Ces annonces sont survenues après une nouvelle journée sanglante où l'armée, chargée de mater les manifestations, a tué 54 civils dimanche, en grande majorité dans la ville de Deir Ezzor (nord-est), selon des militants des droits de l'Homme. Lundi, quatre civils y ont aussi péri.

Dans une nouvelle tentative de convaincre le pouvoir de cesser de réprimer la contestation, le chef de la diplomatie turque Ahmet Davutoglu est attendu mardi à Damas pour adresser un message fort aux autorités, Ankara se disant «à bout de patience».

La secrétaire d'État américaine Hillary Clinton a demandé à M. Davutoglu de leur dire de «renvoyer les soldats dans leurs casernes».

Mais la tâche du ministre turc semble ardue, le régime refusant de reconnaître l'ampleur de la contestation et continuant d'accuser des «hors-la-loi» de semer le chaos pour justifier le recours à la force.

Le président Assad a, parallèlement à la répression, annoncé des réformes -élections libres, multipartisme, levée de l'état d'urgence- mais sa crédibilité est fortement entamée autant à l'international qu'en interne et la violence de la répression a radicalisé les manifestants qui veulent désormais son départ.

L'opposition exige une réforme en profondeur de la Constitution qui dans sa forme actuelle garantit au seul parti Baas, au pouvoir depuis 1963, le statut de «dirigeant de l'État et de la société».

Après les sanctions imposées par l'Occident au régime Assad et les appels de la Russie, du Conseil de sécurité de l'ONU et des monarchies du Golfe à cesser la répression, la Ligue arabe l'a exhorté à mettre «immédiatement» fin aux violences.

Le roi saoudien a, lui, été plus loin. Outre le rappel de son ambassadeur, il a estimé dans un communiqué que la répression des protestataires syriens «contrevient à la religion, aux valeurs humaines et à la morale».

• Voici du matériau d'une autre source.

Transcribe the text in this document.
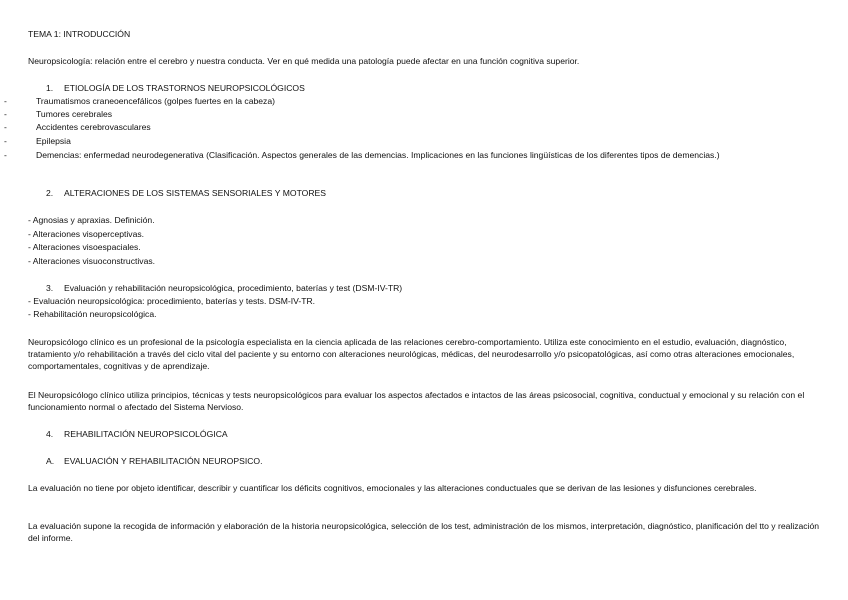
TEMA 1: INTRODUCCIÓN
Neuropsicología: relación entre el cerebro y nuestra conducta. Ver en qué medida una patología puede afectar en una función cognitiva superior.
1. ETIOLOGÍA DE LOS TRASTORNOS NEUROPSICOLÓGICOS
-	Traumatismos craneoencefálicos (golpes fuertes en la cabeza)
-	Tumores cerebrales
-	Accidentes cerebrovasculares
-	Epilepsia
-	Demencias: enfermedad neurodegenerativa (Clasificación. Aspectos generales de las demencias. Implicaciones en las funciones lingüísticas de los diferentes tipos de demencias.)
2. ALTERACIONES DE LOS SISTEMAS SENSORIALES Y MOTORES
- Agnosias y apraxias. Definición.
- Alteraciones visoperceptivas.
- Alteraciones visoespaciales.
- Alteraciones visuoconstructivas.
3. Evaluación y rehabilitación neuropsicológica, procedimiento, baterías y test (DSM-IV-TR)
- Evaluación neuropsicológica: procedimiento, baterías y tests. DSM-IV-TR.
- Rehabilitación neuropsicológica.
Neuropsicólogo clínico es un profesional de la psicología especialista en la ciencia aplicada de las relaciones cerebro-comportamiento. Utiliza este conocimiento en el estudio, evaluación, diagnóstico, tratamiento y/o rehabilitación a través del ciclo vital del paciente y su entorno con alteraciones neurológicas, médicas, del neurodesarrollo y/o psicopatológicas, así como otras alteraciones emocionales, comportamentales, cognitivas y de aprendizaje.
El Neuropsicólogo clínico utiliza principios, técnicas y tests neuropsicológicos para evaluar los aspectos afectados e intactos de las áreas psicosocial, cognitiva, conductual y emocional y su relación con el funcionamiento normal o afectado del Sistema Nervioso.
4. REHABILITACIÓN NEUROPSICOLÓGICA
A. EVALUACIÓN Y REHABILITACIÓN NEUROPSICO.
La evaluación no tiene por objeto identificar, describir y cuantificar los déficits cognitivos, emocionales y las alteraciones conductuales que se derivan de las lesiones y disfunciones cerebrales.
La evaluación supone la recogida de información y elaboración de la historia neuropsicológica, selección de los test, administración de los mismos, interpretación, diagnóstico, planificación del tto y realización del informe.
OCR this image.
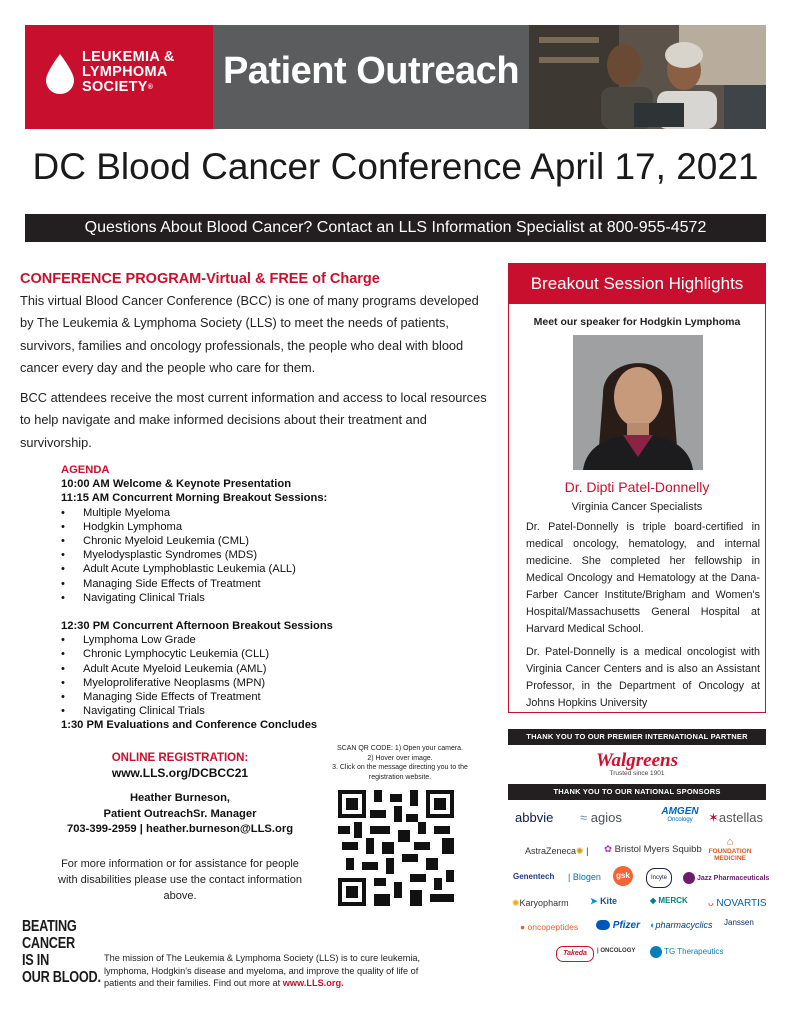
LEUKEMIA &
LYMPHOMA
SOCIETY®	Patient Outreach
DC Blood Cancer Conference April 17, 2021
Questions About Blood Cancer? Contact an LLS Information Specialist at 800-955-4572
CONFERENCE PROGRAM-Virtual & FREE of Charge
This virtual Blood Cancer Conference (BCC) is one of many programs developed by The Leukemia & Lymphoma Society (LLS) to meet the needs of patients, survivors, families and oncology professionals, the people who deal with blood cancer every day and the people who care for them.
BCC attendees receive the most current information and access to local resources to help navigate and make informed decisions about their treatment and survivorship.
AGENDA
10:00 AM Welcome & Keynote Presentation
11:15 AM Concurrent Morning Breakout Sessions:
• Multiple Myeloma
• Hodgkin Lymphoma
• Chronic Myeloid Leukemia (CML)
• Myelodysplastic Syndromes (MDS)
• Adult Acute Lymphoblastic Leukemia (ALL)
• Managing Side Effects of Treatment
• Navigating Clinical Trials
12:30 PM Concurrent Afternoon Breakout Sessions
• Lymphoma Low Grade
• Chronic Lymphocytic Leukemia (CLL)
• Adult Acute Myeloid Leukemia (AML)
• Myeloproliferative Neoplasms (MPN)
• Managing Side Effects of Treatment
• Navigating Clinical Trials
1:30 PM Evaluations and Conference Concludes
ONLINE REGISTRATION:
www.LLS.org/DCBCC21
Heather Burneson,
Patient OutreachSr. Manager
703-399-2959 | heather.burneson@LLS.org
For more information or for assistance for people with disabilities please use the contact information above.
SCAN QR CODE: 1) Open your camera.
2) Hover over image.
3. Click on the message directing you to the registration website.
BEATING
CANCER
IS IN
OUR BLOOD.
The mission of The Leukemia & Lymphoma Society (LLS) is to cure leukemia, lymphoma, Hodgkin's disease and myeloma, and improve the quality of life of patients and their families. Find out more at www.LLS.org.
Breakout Session Highlights
Meet our speaker for Hodgkin Lymphoma
Dr. Dipti Patel-Donnelly
Virginia Cancer Specialists

Dr. Patel-Donnelly is triple board-certified in medical oncology, hematology, and internal medicine. She completed her fellowship in Medical Oncology and Hematology at the Dana-Farber Cancer Institute/Brigham and Women's Hospital/Massachusetts General Hospital at Harvard Medical School.

Dr. Patel-Donnelly is a medical oncologist with Virginia Cancer Centers and is also an Assistant Professor, in the Department of Oncology at Johns Hopkins University

THANK YOU TO OUR PREMIER INTERNATIONAL PARTNER
Walgreens
Trusted since 1901
THANK YOU TO OUR NATIONAL SPONSORS
abbvie ≈ agios	AMGEN
Oncology	✶astellas
AstraZeneca✺ | ✿ Bristol Myers Squibb
⌂
FOUNDATION
MEDICINE
Genentech | Blogen	gsk	Incyte	Jazz Pharmaceuticals
✺Karyopharm ➤ Kite	◆ MERCK ᴗ NOVARTIS
● oncopeptides	Pfizer ◐pharmacyclics Janssen
Takeda	| ONCOLOGY	TG Therapeutics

L'Union européenne (UE) envisage de son côté de nouvelles sanctions, après l'interdiction de visa et le gel d'avoirs visant une quarantaine d'individus et de sociétés proches du régime, a-t-on appris lundi de sources diplomatiques.

Mais M. Assad, qui a succédé à son père Hafez el-Assad, mort en 2000, est resté sourd aux protestations. Son régime a rejeté les ingérences étrangères et accusé les médias internationaux, interdits de circuler librement en Syrie, de diffuser des «mensonges».

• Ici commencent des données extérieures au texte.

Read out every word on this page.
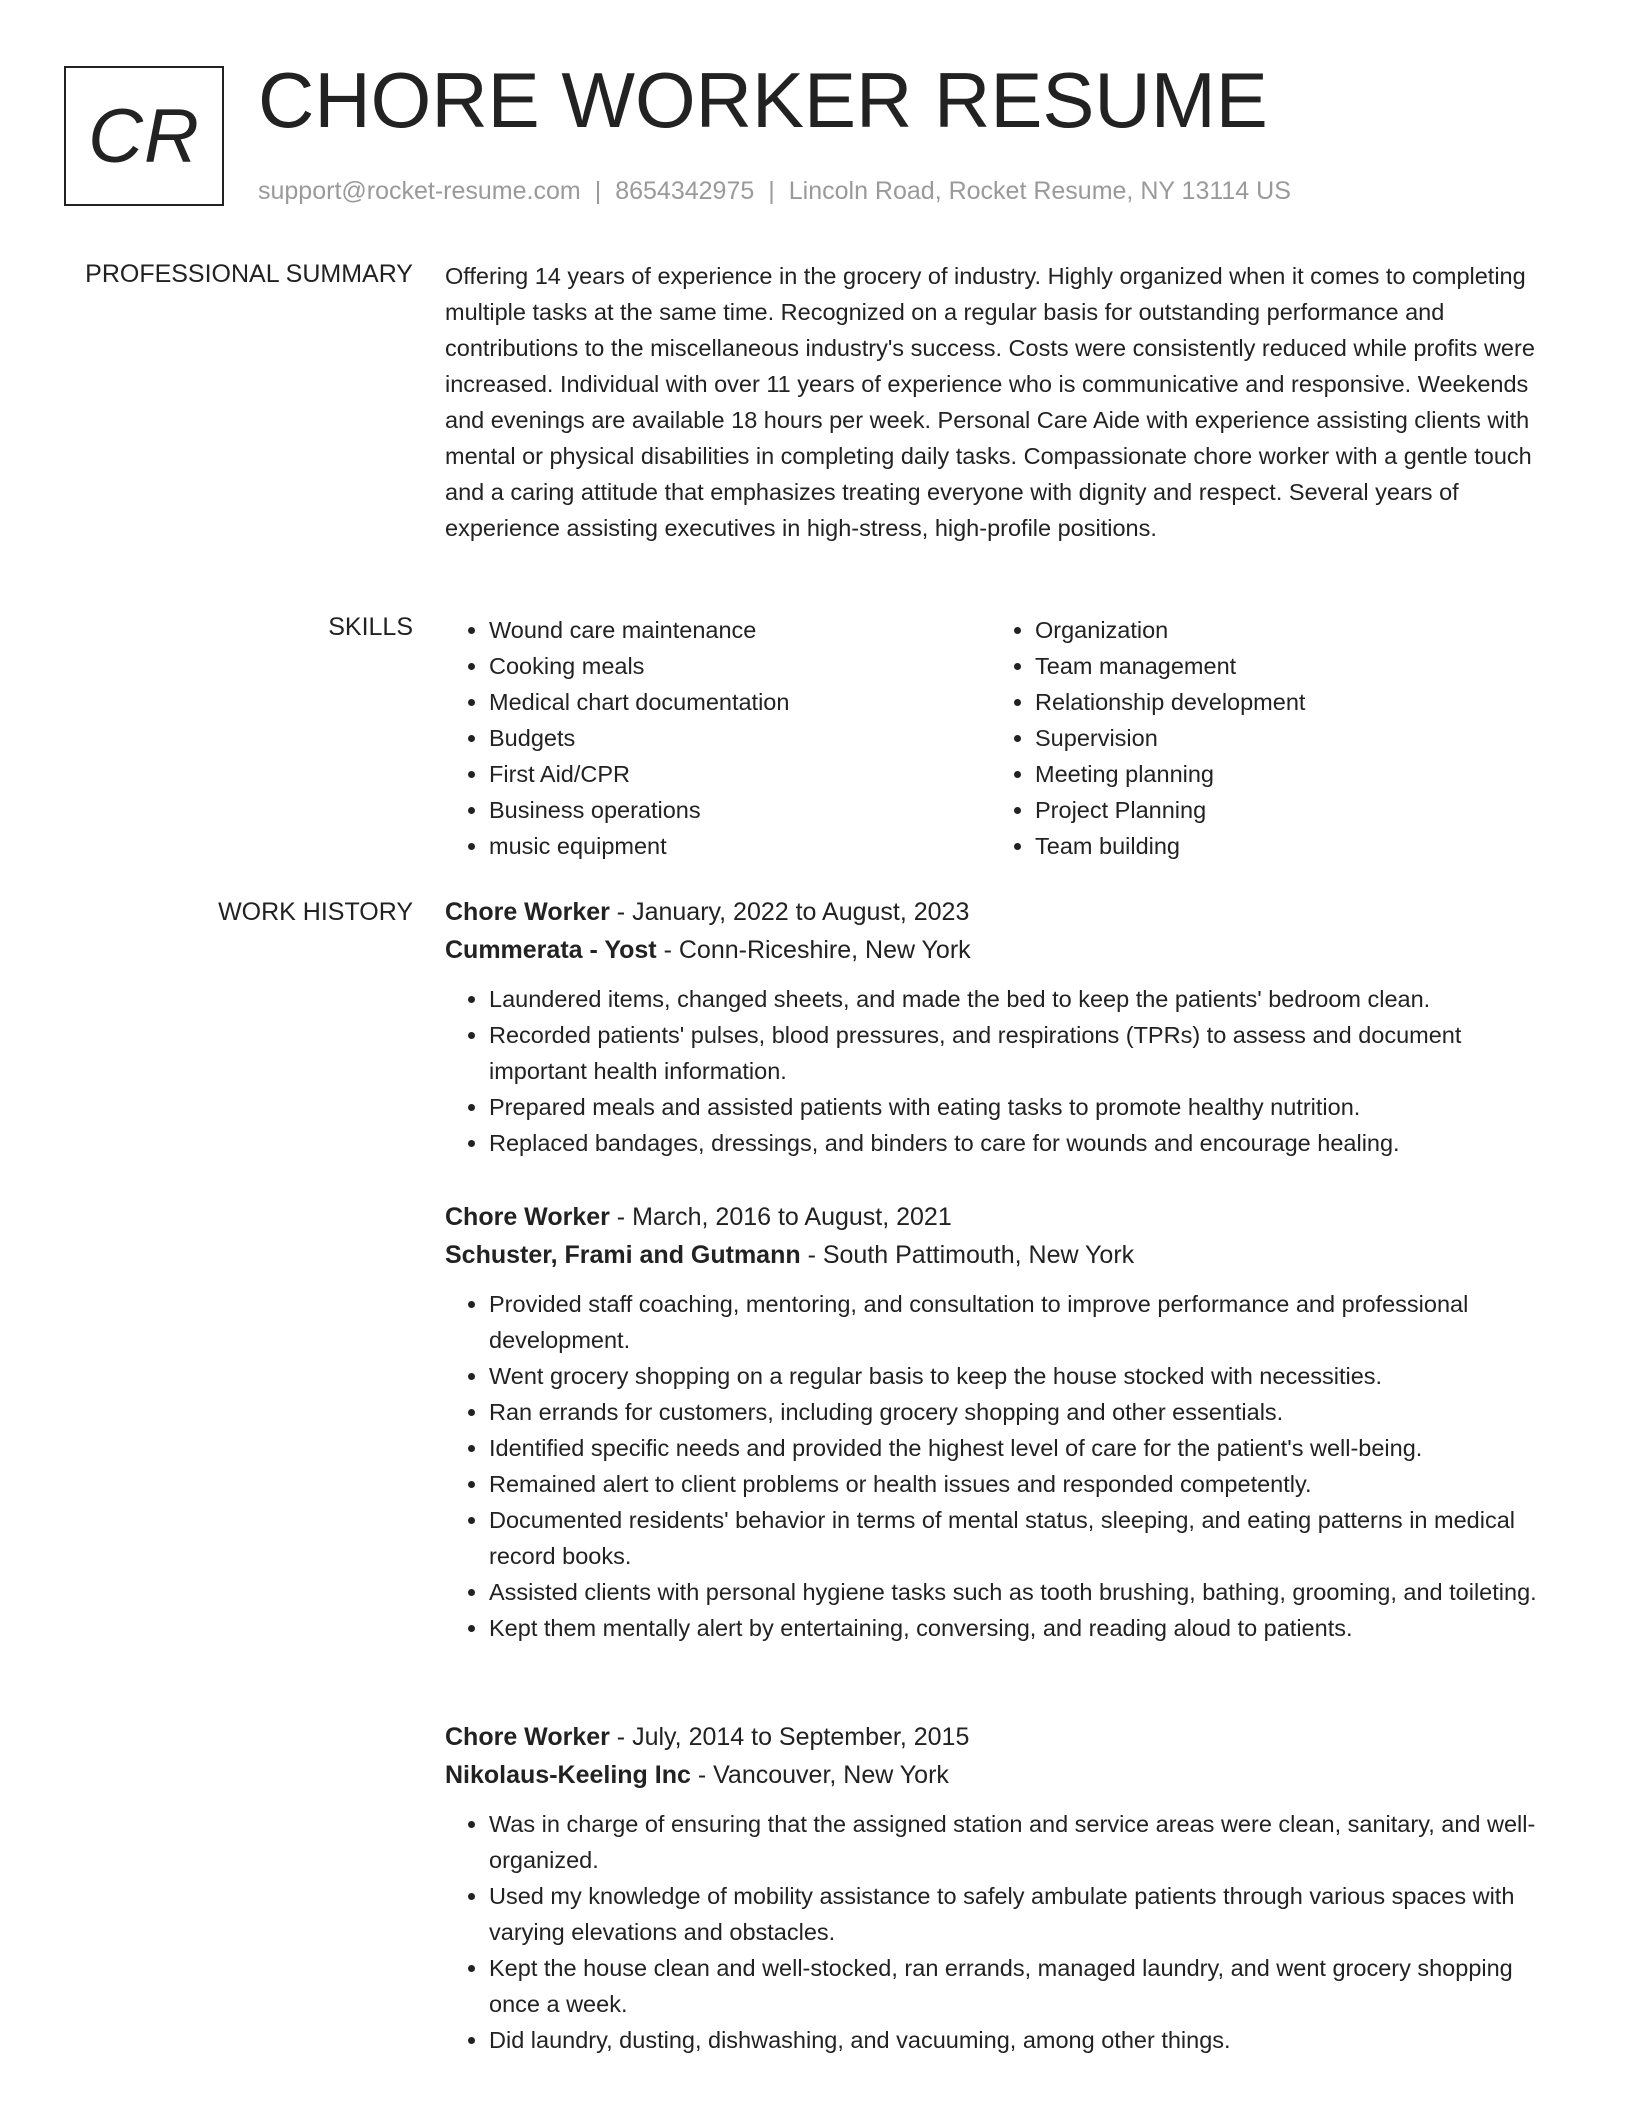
CR CHORE WORKER RESUME
support@rocket-resume.com | 8654342975 | Lincoln Road, Rocket Resume, NY 13114 US
PROFESSIONAL SUMMARY Offering 14 years of experience in the grocery of industry. Highly organized when it comes to completing multiple tasks at the same time. Recognized on a regular basis for outstanding performance and contributions to the miscellaneous industry's success. Costs were consistently reduced while profits were increased. Individual with over 11 years of experience who is communicative and responsive. Weekends and evenings are available 18 hours per week. Personal Care Aide with experience assisting clients with mental or physical disabilities in completing daily tasks. Compassionate chore worker with a gentle touch and a caring attitude that emphasizes treating everyone with dignity and respect. Several years of experience assisting executives in high-stress, high-profile positions.

SKILLS
•	Wound care maintenance
• Cooking meals
• Medical chart documentation
• Budgets
• First Aid/CPR
• Business operations
• music equipment
• Organization
• Team management
• Relationship development
• Supervision
• Meeting planning
• Project Planning
• Team building
WORK HISTORY Chore Worker - January, 2022 to August, 2023
Cummerata - Yost - Conn-Riceshire, New York
• Laundered items, changed sheets, and made the bed to keep the patients' bedroom clean.
• Recorded patients' pulses, blood pressures, and respirations (TPRs) to assess and document important health information.
• Prepared meals and assisted patients with eating tasks to promote healthy nutrition.
• Replaced bandages, dressings, and binders to care for wounds and encourage healing.
Chore Worker - March, 2016 to August, 2021
Schuster, Frami and Gutmann - South Pattimouth, New York
• Provided staff coaching, mentoring, and consultation to improve performance and professional development.
• Went grocery shopping on a regular basis to keep the house stocked with necessities.
• Ran errands for customers, including grocery shopping and other essentials.
• Identified specific needs and provided the highest level of care for the patient's well-being.
• Remained alert to client problems or health issues and responded competently.
• Documented residents' behavior in terms of mental status, sleeping, and eating patterns in medical record books.
• Assisted clients with personal hygiene tasks such as tooth brushing, bathing, grooming, and toileting.
• Kept them mentally alert by entertaining, conversing, and reading aloud to patients.
Chore Worker - July, 2014 to September, 2015
Nikolaus-Keeling Inc - Vancouver, New York
• Was in charge of ensuring that the assigned station and service areas were clean, sanitary, and well-organized.
• Used my knowledge of mobility assistance to safely ambulate patients through various spaces with varying elevations and obstacles.
• Kept the house clean and well-stocked, ran errands, managed laundry, and went grocery shopping once a week.
• Did laundry, dusting, dishwashing, and vacuuming, among other things.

Malgré la répression, le mouvement de contestation ne s'essouffle pas. Pour le mois de jeûne musulman du ramadan, commencé le 1er août, les militants organisent des défilés quotidiennement après la prière du soir.

Dans la nuit de dimanche à lundi, des manifestations appelant à la chute du régime ont eu lieu à Homs (centre) et Alep (nord), deuxième ville du pays, selon des ONG.

Selon Rami Abdel Rahmane, président de l'Observatoire syrien des droits de l'Homme (OSDH), les forces de sécurité ont poursuivi leurs interventions lundi à Deir Ezzor, menant des perquisitions après un pilonnage à l'aube. Une femme et ses deux enfants qui tentaient de fuir leur quartier ont été tués par une patrouille de la sécurité, alors qu'une femme âgée a péri dans un autre secteur de la ville.

À Idleb (nord-ouest), des chars et des transports de troupes blindés ont pénétré dans la localité de Maaret al-Noumane et les forces ont procédé à des arrestations, selon des témoins.

Mais comme d'habitude, les médias officiels ont justifié l'intervention de l'armée par la «présence de groupes terroristes» en omettant de mentionner le mouvement de contestation.